Se l’assenza di un’autentica Sinistra dal dibattito politico italiano si fa sempre più sentire, il Partito Democratico stupisce ogni giorno di più: le assenze dei suoi deputati hanno consentito al Pdl di superare la prova della difficile votazione sullo scudo fiscale, una sconfitta avrebbe portato il governo Berlusconi sull’orlo dell’abisso. Anche a Gorizia non si scherza, i sostenitori di Franceschini-Serracchiani, Bersani-Martines e Marino-Carloni si sfidano senza esclusione di colpi, mentre in Consiglio Comunale l’apparentemente compatto ex-Ulivo vede delineate almeno tre strategie differenti (Slovenska Skupnost; Portelli – Waltritsch con l’appoggio esterno di Orzan; Rota e Mosetti, quest’ultimo perlatro quasi sempre assente dalle sedute).
E’ il segno di un partito nato male e avviato a una repentina disgregazione: tutto sembra far pensare a una tripartizione, l’ala destra – dalla Binetti a Rutelli – a costituire il Centro neodemocristiano con Casini e forse con il sempre più interessante Fini, l’ala centrale stabilizzata su un Centro sinistra di governo con gli ex prodiani e lo stesso Bersani, quella sinistra a tentare di ricomporre l’arcipelago della Sinistra devastato dalle recenti elezioni politiche, regionali e europee.

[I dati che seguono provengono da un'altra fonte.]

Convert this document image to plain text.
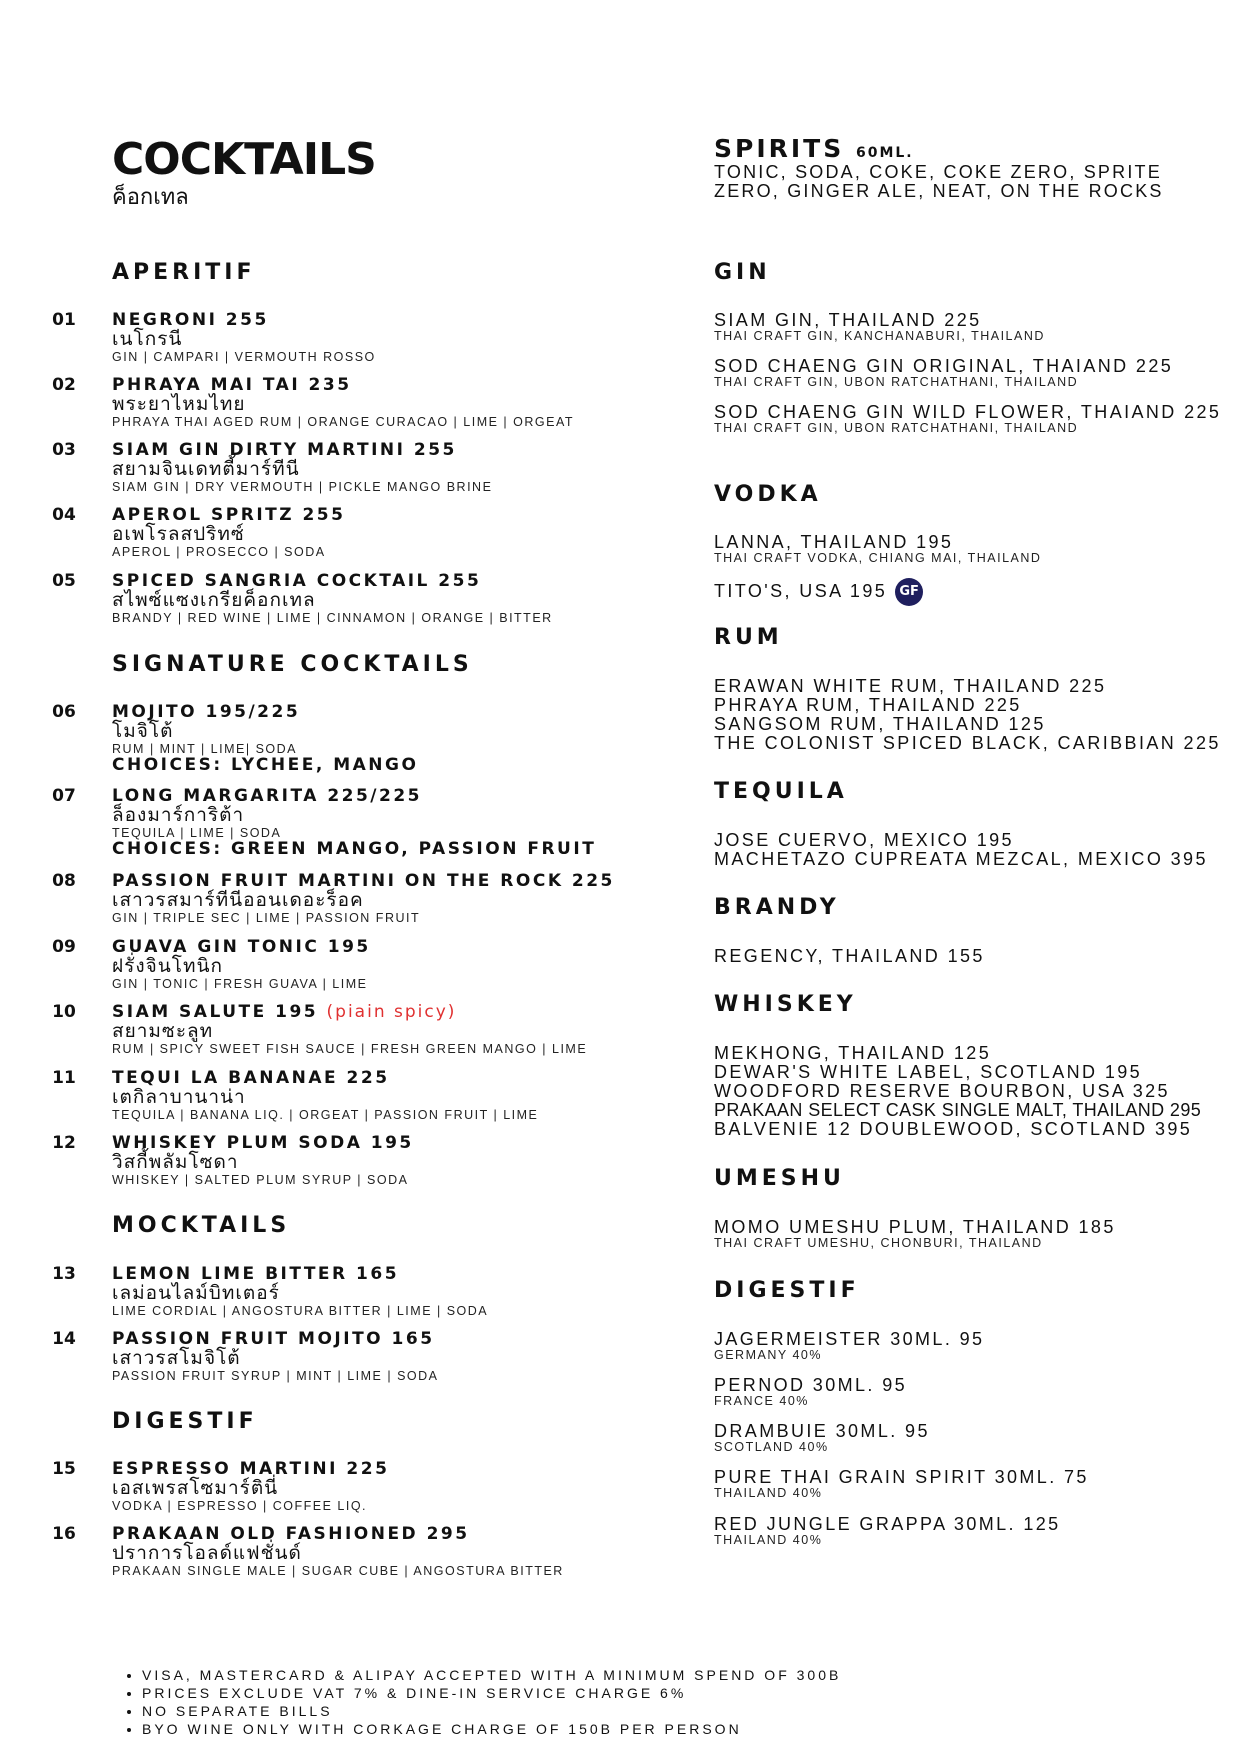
COCKTAILS
ค็อกเทล
APERITIF
01	NEGRONI 255
เนโกรนี
GIN | CAMPARI | VERMOUTH ROSSO
02	PHRAYA MAI TAI 235
พระยาไหมไทย
PHRAYA THAI AGED RUM | ORANGE CURACAO | LIME | ORGEAT
03	SIAM GIN DIRTY MARTINI 255
สยามจินเดทตี้มาร์ทีนี
SIAM GIN | DRY VERMOUTH | PICKLE MANGO BRINE
04	APEROL SPRITZ 255
อเพโรลสปริทซ์
APEROL | PROSECCO | SODA
05	SPICED SANGRIA COCKTAIL 255
สไพซ์แซงเกรียค็อกเทล
BRANDY | RED WINE | LIME | CINNAMON | ORANGE | BITTER
SIGNATURE COCKTAILS
06	MOJITO 195/225
โมจิโต้
RUM | MINT | LIME| SODA
CHOICES: LYCHEE, MANGO
07	LONG MARGARITA 225/225
ล็องมาร์การิต้า
TEQUILA | LIME | SODA
CHOICES: GREEN MANGO, PASSION FRUIT
08	PASSION FRUIT MARTINI ON THE ROCK 225
เสาวรสมาร์ทีนีออนเดอะร็อค
GIN | TRIPLE SEC | LIME | PASSION FRUIT
09	GUAVA GIN TONIC 195
ฝรั่งจินโทนิก
GIN | TONIC | FRESH GUAVA | LIME
10	SIAM SALUTE 195 (piain spicy)
สยามซะลูท
RUM | SPICY SWEET FISH SAUCE | FRESH GREEN MANGO | LIME
11	TEQUI LA BANANAE 225
เตกิลาบานาน่า
TEQUILA | BANANA LIQ. | ORGEAT | PASSION FRUIT | LIME
12	WHISKEY PLUM SODA 195
วิสกี้พลัมโซดา
WHISKEY | SALTED PLUM SYRUP | SODA
MOCKTAILS
13	LEMON LIME BITTER 165
เลม่อนไลม์บิทเตอร์
LIME CORDIAL | ANGOSTURA BITTER | LIME | SODA
14	PASSION FRUIT MOJITO 165
เสาวรสโมจิโต้
PASSION FRUIT SYRUP | MINT | LIME | SODA
DIGESTIF
15	ESPRESSO MARTINI 225
เอสเพรสโซมาร์ตินี่
VODKA | ESPRESSO | COFFEE LIQ.
16	PRAKAAN OLD FASHIONED 295
ปราการโอลด์แฟชั่นด์
PRAKAAN SINGLE MALE | SUGAR CUBE | ANGOSTURA BITTER
SPIRITS 60ML.
TONIC, SODA, COKE, COKE ZERO, SPRITE
ZERO, GINGER ALE, NEAT, ON THE ROCKS
GIN
SIAM GIN, THAILAND 225
THAI CRAFT GIN, KANCHANABURI, THAILAND
SOD CHAENG GIN ORIGINAL, THAIAND 225
THAI CRAFT GIN, UBON RATCHATHANI, THAILAND
SOD CHAENG GIN WILD FLOWER, THAIAND 225
THAI CRAFT GIN, UBON RATCHATHANI, THAILAND
VODKA
LANNA, THAILAND 195
THAI CRAFT VODKA, CHIANG MAI, THAILAND
TITO'S, USA 195 GF
RUM
ERAWAN WHITE RUM, THAILAND 225
PHRAYA RUM, THAILAND 225
SANGSOM RUM, THAILAND 125
THE COLONIST SPICED BLACK, CARIBBIAN 225
TEQUILA
JOSE CUERVO, MEXICO 195
MACHETAZO CUPREATA MEZCAL, MEXICO 395
BRANDY
REGENCY, THAILAND 155
WHISKEY
MEKHONG, THAILAND 125
DEWAR'S WHITE LABEL, SCOTLAND 195
WOODFORD RESERVE BOURBON, USA 325
PRAKAAN SELECT CASK SINGLE MALT, THAILAND 295
BALVENIE 12 DOUBLEWOOD, SCOTLAND 395
UMESHU
MOMO UMESHU PLUM, THAILAND 185
THAI CRAFT UMESHU, CHONBURI, THAILAND
DIGESTIF
JAGERMEISTER 30ML. 95
GERMANY 40%
PERNOD 30ML. 95
FRANCE 40%
DRAMBUIE 30ML. 95
SCOTLAND 40%
PURE THAI GRAIN SPIRIT 30ML. 75
THAILAND 40%
RED JUNGLE GRAPPA 30ML. 125
THAILAND 40%
• VISA, MASTERCARD & ALIPAY ACCEPTED WITH A MINIMUM SPEND OF 300B
• PRICES EXCLUDE VAT 7% & DINE-IN SERVICE CHARGE 6%
• NO SEPARATE BILLS
• BYO WINE ONLY WITH CORKAGE CHARGE OF 150B PER PERSON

Secondo alcuni in fondo non sarebbe poi un dramma, si costituirebbe un sistema tipico in altre democrazie occidentali: cinque schieramenti con un centro in grado di allearsi da una parte o dall’altra e due componenti di stabile opposizione. In realtà non sarebbe un dramma se non si trattasse di un qualcosa già visto, e per ben quarant’anni in Italia!